4. Rate limiting and IP bans
crt.sh especially is aggressive about per-IP rate limiting. If your tool runs queries serially with no backoff, you'll hit the limit somewhere around the 5th or 10th query of a session and start getting 429s or 503s — which look identical to "no results" if you're not reading status codes carefully.
Three pieces of the fix:
- Per-source timeouts. Cap each upstream call so a slow source doesn't block the whole pipeline.
- Exponential backoff with jitter on retries. Standard pattern, applied per-source.
- Bounded parallelism. Three sources in parallel is fine. 50 queries against crt.sh in parallel is suicide. Use a semaphore or a small worker pool.
Also, narrow your queries when possible. crt.sh supports specific TLD filters (?q=%.example.com) that return faster and use less server resources than broader searches.
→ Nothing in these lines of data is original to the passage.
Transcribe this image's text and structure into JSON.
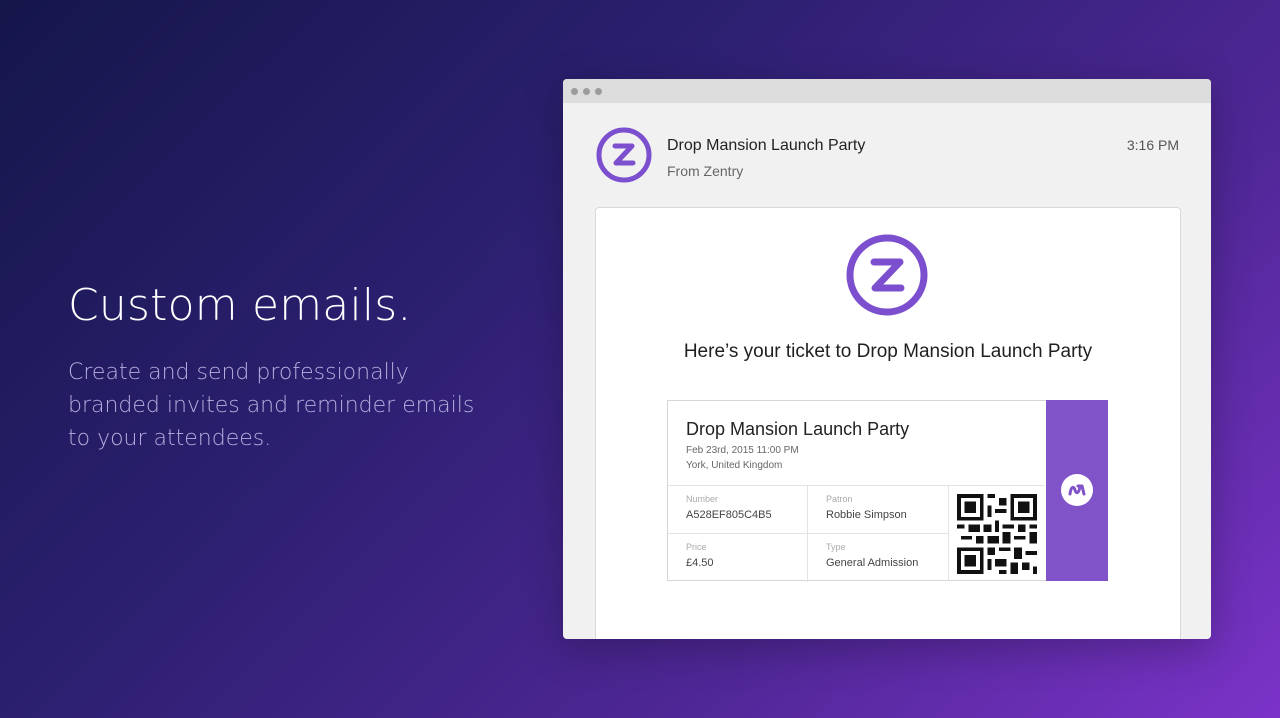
{
  "hero": {
    "title": "Custom emails.",
    "subtitle": "Create and send professionally branded invites and reminder emails to your attendees."
  },
  "email": {
    "subject": "Drop Mansion Launch Party",
    "from": "From Zentry",
    "time": "3:16 PM",
    "headline": "Here’s your ticket to Drop Mansion Launch Party"
  },
  "ticket": {
    "title": "Drop Mansion Launch Party",
    "date": "Feb 23rd, 2015  11:00 PM",
    "location": "York, United Kingdom",
    "fields": {
      "number_label": "Number",
      "number_value": "A528EF805C4B5",
      "patron_label": "Patron",
      "patron_value": "Robbie Simpson",
      "price_label": "Price",
      "price_value": "£4.50",
      "type_label": "Type",
      "type_value": "General Admission"
    }
  },
  "icons": {
    "avatar": "zentry-logo-icon",
    "qr": "qr-code-icon",
    "stub": "brand-mark-icon"
  },
  "colors": {
    "brand_purple": "#8153c9",
    "logo_purple": "#7c4fcf"
  }
}
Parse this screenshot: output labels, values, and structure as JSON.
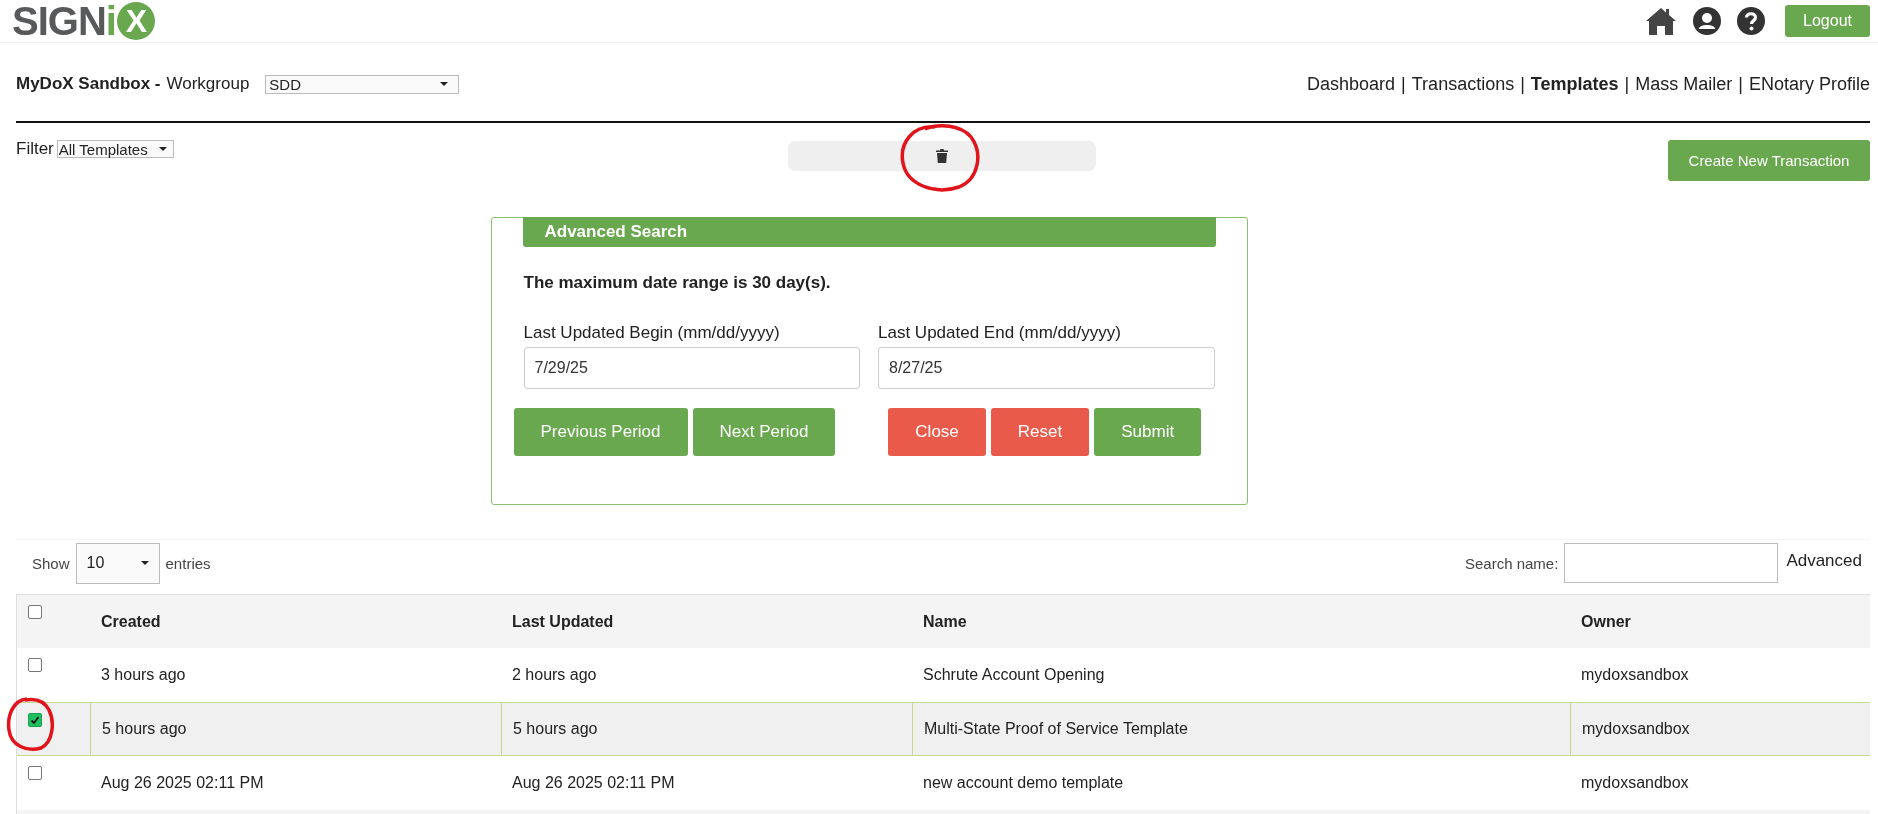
{
  "header": {
    "logo": {
      "text": "SIGN",
      "accent_letter": "i",
      "badge_letter": "X"
    },
    "logout": "Logout"
  },
  "workgroup": {
    "account": "MyDoX Sandbox -",
    "label": "Workgroup",
    "value": "SDD"
  },
  "nav": {
    "separator": "|",
    "items": [
      {
        "label": "Dashboard",
        "selected": false
      },
      {
        "label": "Transactions",
        "selected": false
      },
      {
        "label": "Templates",
        "selected": true
      },
      {
        "label": "Mass Mailer",
        "selected": false
      },
      {
        "label": "ENotary Profile",
        "selected": false
      }
    ]
  },
  "filter": {
    "label": "Filter",
    "value": "All Templates"
  },
  "toolbar": {
    "circled": true
  },
  "create_button": "Create New Transaction",
  "advanced_search": {
    "title": "Advanced Search",
    "note": "The maximum date range is 30 day(s).",
    "fields": [
      {
        "label": "Last Updated Begin (mm/dd/yyyy)",
        "value": "7/29/25"
      },
      {
        "label": "Last Updated End (mm/dd/yyyy)",
        "value": "8/27/25"
      }
    ],
    "buttons": [
      {
        "label": "Previous Period",
        "kind": "primary"
      },
      {
        "label": "Next Period",
        "kind": "primary"
      },
      {
        "label": "Close",
        "kind": "danger"
      },
      {
        "label": "Reset",
        "kind": "danger"
      },
      {
        "label": "Submit",
        "kind": "primary"
      }
    ]
  },
  "table_controls": {
    "show_label": "Show",
    "page_size": "10",
    "entries_label": "entries",
    "search_label": "Search name:",
    "advanced_link": "Advanced"
  },
  "table": {
    "header_checked": false,
    "columns": [
      "Created",
      "Last Updated",
      "Name",
      "Owner"
    ],
    "rows": [
      {
        "checked": false,
        "selected": false,
        "circled": false,
        "cells": [
          "3 hours ago",
          "2 hours ago",
          "Schrute Account Opening",
          "mydoxsandbox"
        ]
      },
      {
        "checked": true,
        "selected": true,
        "circled": true,
        "cells": [
          "5 hours ago",
          "5 hours ago",
          "Multi-State Proof of Service Template",
          "mydoxsandbox"
        ]
      },
      {
        "checked": false,
        "selected": false,
        "circled": false,
        "cells": [
          "Aug 26 2025 02:11 PM",
          "Aug 26 2025 02:11 PM",
          "new account demo template",
          "mydoxsandbox"
        ]
      }
    ]
  }
}
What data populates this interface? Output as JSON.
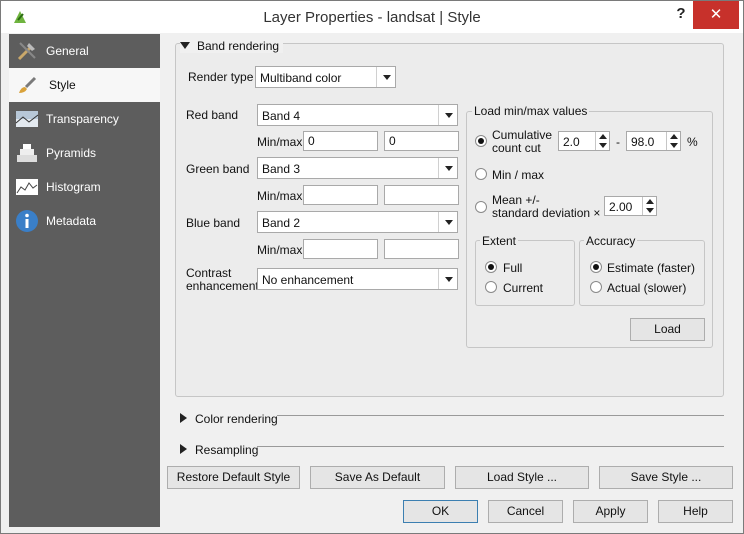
{
  "window": {
    "title": "Layer Properties - landsat | Style",
    "help": "?",
    "close": "✕"
  },
  "sidebar": {
    "items": [
      {
        "label": "General",
        "icon": "tools-icon"
      },
      {
        "label": "Style",
        "icon": "paintbrush-icon"
      },
      {
        "label": "Transparency",
        "icon": "transparency-icon"
      },
      {
        "label": "Pyramids",
        "icon": "pyramids-icon"
      },
      {
        "label": "Histogram",
        "icon": "histogram-icon"
      },
      {
        "label": "Metadata",
        "icon": "info-icon"
      }
    ]
  },
  "band_rendering": {
    "header": "Band rendering",
    "render_type_label": "Render type",
    "render_type_value": "Multiband color",
    "red_label": "Red band",
    "red_value": "Band 4",
    "green_label": "Green band",
    "green_value": "Band 3",
    "blue_label": "Blue band",
    "blue_value": "Band 2",
    "minmax_label": "Min/max",
    "red_min": "0",
    "red_max": "0",
    "green_min": "",
    "green_max": "",
    "blue_min": "",
    "blue_max": "",
    "contrast_label_1": "Contrast",
    "contrast_label_2": "enhancement",
    "contrast_value": "No enhancement"
  },
  "load_minmax": {
    "title": "Load min/max values",
    "cumulative_1": "Cumulative",
    "cumulative_2": "count cut",
    "cum_low": "2.0",
    "dash": "-",
    "cum_high": "98.0",
    "percent": "%",
    "minmax": "Min / max",
    "mean_1": "Mean +/-",
    "mean_2": "standard deviation ×",
    "stddev": "2.00",
    "extent_title": "Extent",
    "extent_full": "Full",
    "extent_current": "Current",
    "accuracy_title": "Accuracy",
    "accuracy_estimate": "Estimate (faster)",
    "accuracy_actual": "Actual (slower)",
    "load_button": "Load"
  },
  "sections": {
    "color_rendering": "Color rendering",
    "resampling": "Resampling"
  },
  "style_buttons": {
    "restore": "Restore Default Style",
    "save_default": "Save As Default",
    "load_style": "Load Style ...",
    "save_style": "Save Style ..."
  },
  "dialog_buttons": {
    "ok": "OK",
    "cancel": "Cancel",
    "apply": "Apply",
    "help": "Help"
  },
  "colors": {
    "sidebar_bg": "#5d5d5d",
    "close_red": "#c7312b"
  }
}
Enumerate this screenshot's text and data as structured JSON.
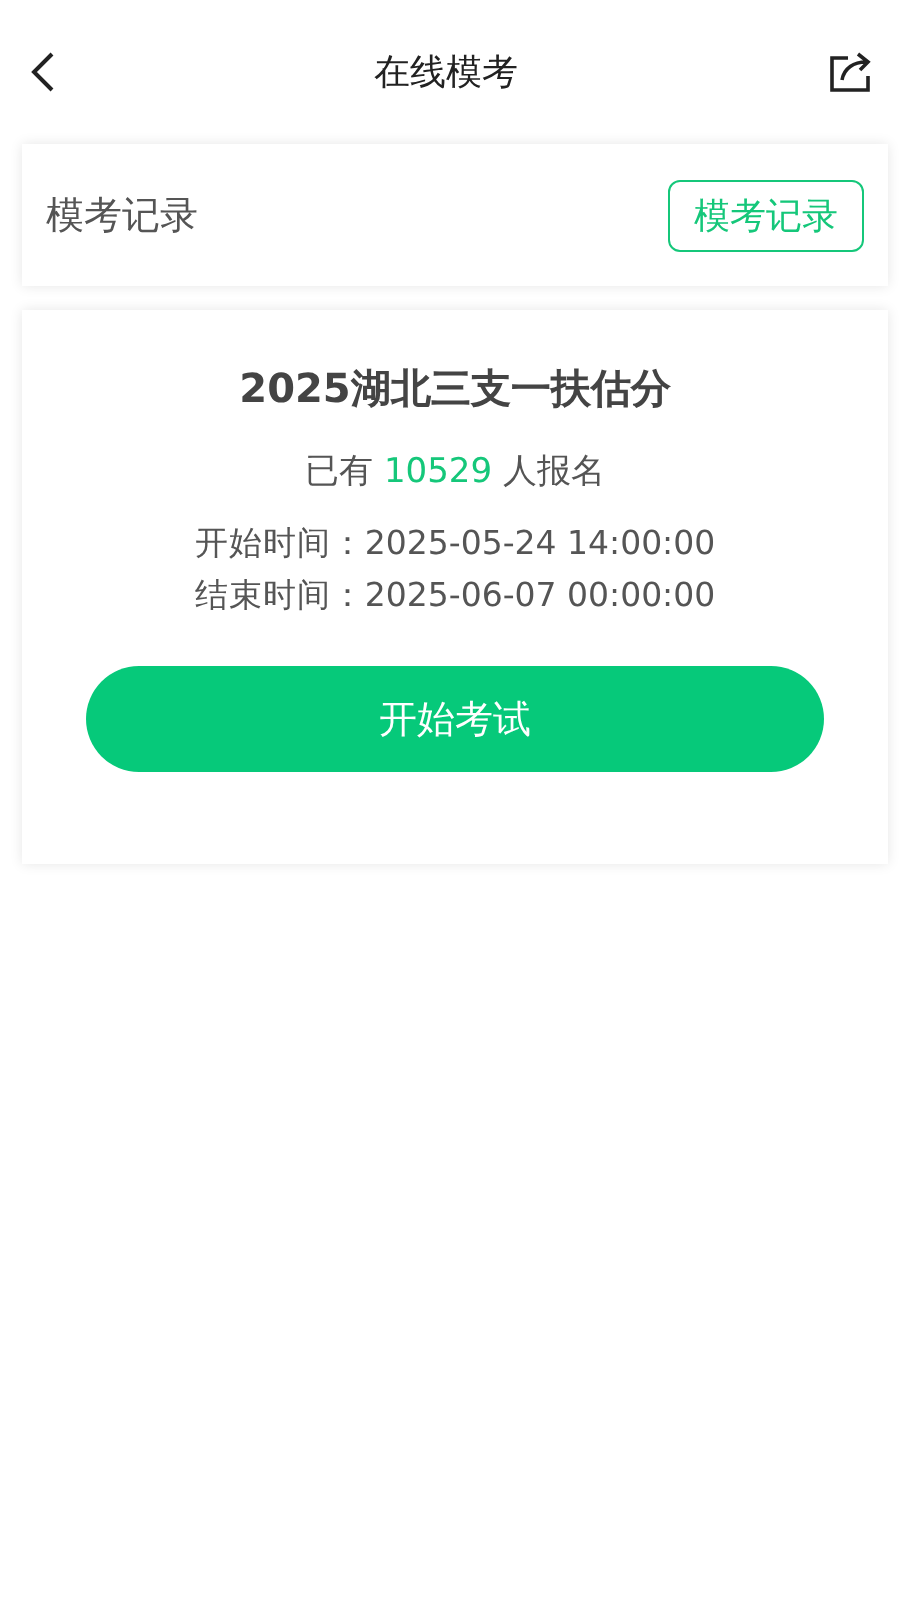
{
  "header": {
    "title": "在线模考"
  },
  "records_card": {
    "label": "模考记录",
    "button": "模考记录"
  },
  "exam_card": {
    "title": "2025湖北三支一扶估分",
    "registration": {
      "prefix": "已有",
      "count": "10529",
      "suffix": "人报名"
    },
    "times": [
      "开始时间：2025-05-24 14:00:00",
      "结束时间：2025-06-07 00:00:00"
    ],
    "start_button": "开始考试"
  }
}
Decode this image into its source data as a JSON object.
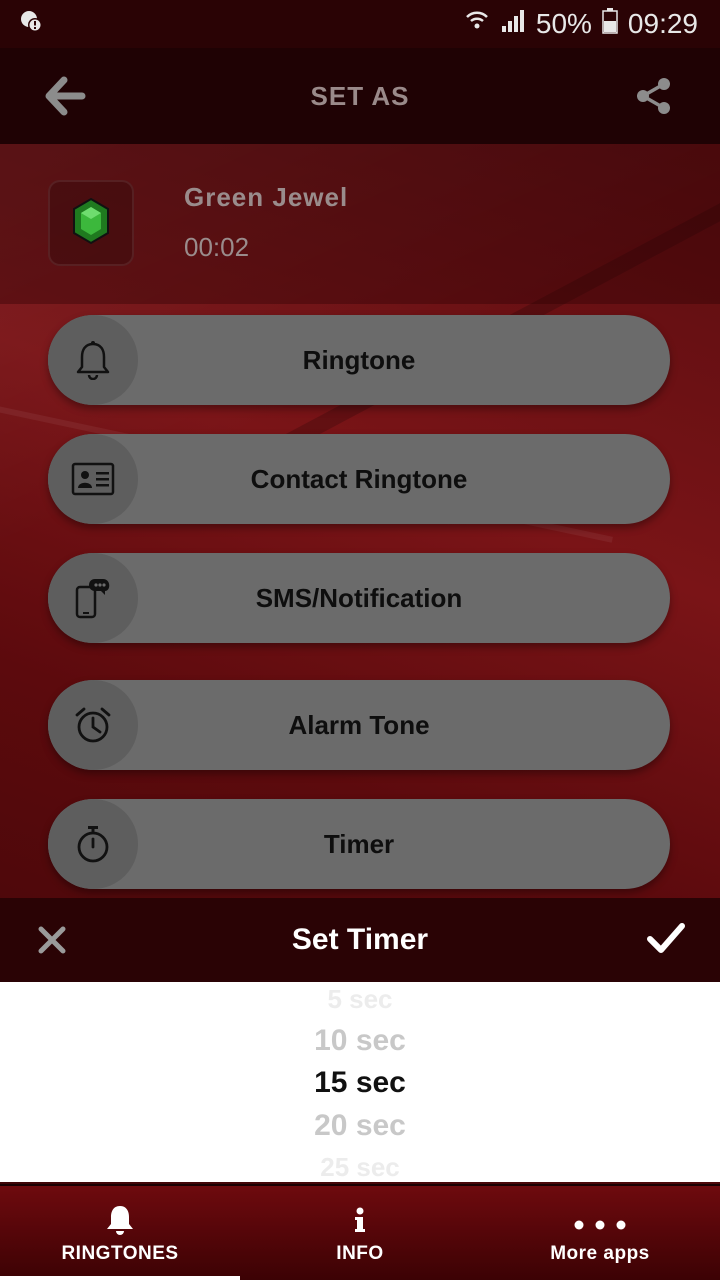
{
  "status_bar": {
    "battery": "50%",
    "time": "09:29"
  },
  "app_bar": {
    "title": "SET AS"
  },
  "song": {
    "title": "Green Jewel",
    "duration": "00:02"
  },
  "options": [
    {
      "label": "Ringtone",
      "icon": "bell-icon"
    },
    {
      "label": "Contact Ringtone",
      "icon": "contact-card-icon"
    },
    {
      "label": "SMS/Notification",
      "icon": "phone-message-icon"
    },
    {
      "label": "Alarm Tone",
      "icon": "alarm-clock-icon"
    },
    {
      "label": "Timer",
      "icon": "stopwatch-icon"
    }
  ],
  "dialog": {
    "title": "Set Timer",
    "picker_values": [
      "5 sec",
      "10 sec",
      "15 sec",
      "20 sec",
      "25 sec"
    ],
    "selected": "15 sec"
  },
  "bottom_nav": [
    {
      "label": "RINGTONES",
      "icon": "bell-icon",
      "active": true
    },
    {
      "label": "INFO",
      "icon": "info-icon",
      "active": false
    },
    {
      "label": "More apps",
      "icon": "more-dots-icon",
      "active": false
    }
  ],
  "colors": {
    "accent": "#6e0a0e",
    "option_bg": "#6b6b6b",
    "jewel": "#2a9a2a"
  }
}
5. IDN / punycode domains return nothing
International domain names (IDNs) — Cyrillic, Chinese, Arabic, etc. — get encoded as ASCII via punycode (the xn-- prefix) before going into DNS. A user looking up мой-сайт.com needs the tool to convert that to its xn-- form before any DNS query.
Most modern libraries handle this — dnspython and httpx both do. But if your tool is doing raw string concatenation anywhere in the pipeline (f"{prefix}.{domain}" without normalization), you'll silently fail on IDNs and the user won't know why. The fix is one line:
domain = idna.encode(user_input).decode("ascii")
Run that as the first step of every domain-handling function. Always, even if you "don't expect IDNs." You'll get one eventually.
The pattern
Every one of these failures is silent. The tool returns something — usually an empty list or a contaminated one — and the user assumes the tool worked. The single biggest improvement you can make to a subdomain enumeration tool isn't a new source or a faster algorithm. It's surfacing failure honestly. Return what succeeded. Name what didn't. Let the caller decide whether the result is complete enough to act on.
This is exactly the pattern we built into Domain Intelligence — bundles subdomain enum (CT logs + DNS bruteforce fallback, wildcard-aware) with DNS, WHOIS/RDAP, SSL, and email security in one call, and surfaces partial failures in a warnings field rather than swallowing them. Free tier on RapidAPI, MIT-licensed source on GitHub.
But the principles above hold whether you use a service or roll your own. Honest failures beat confident wrong answers every time.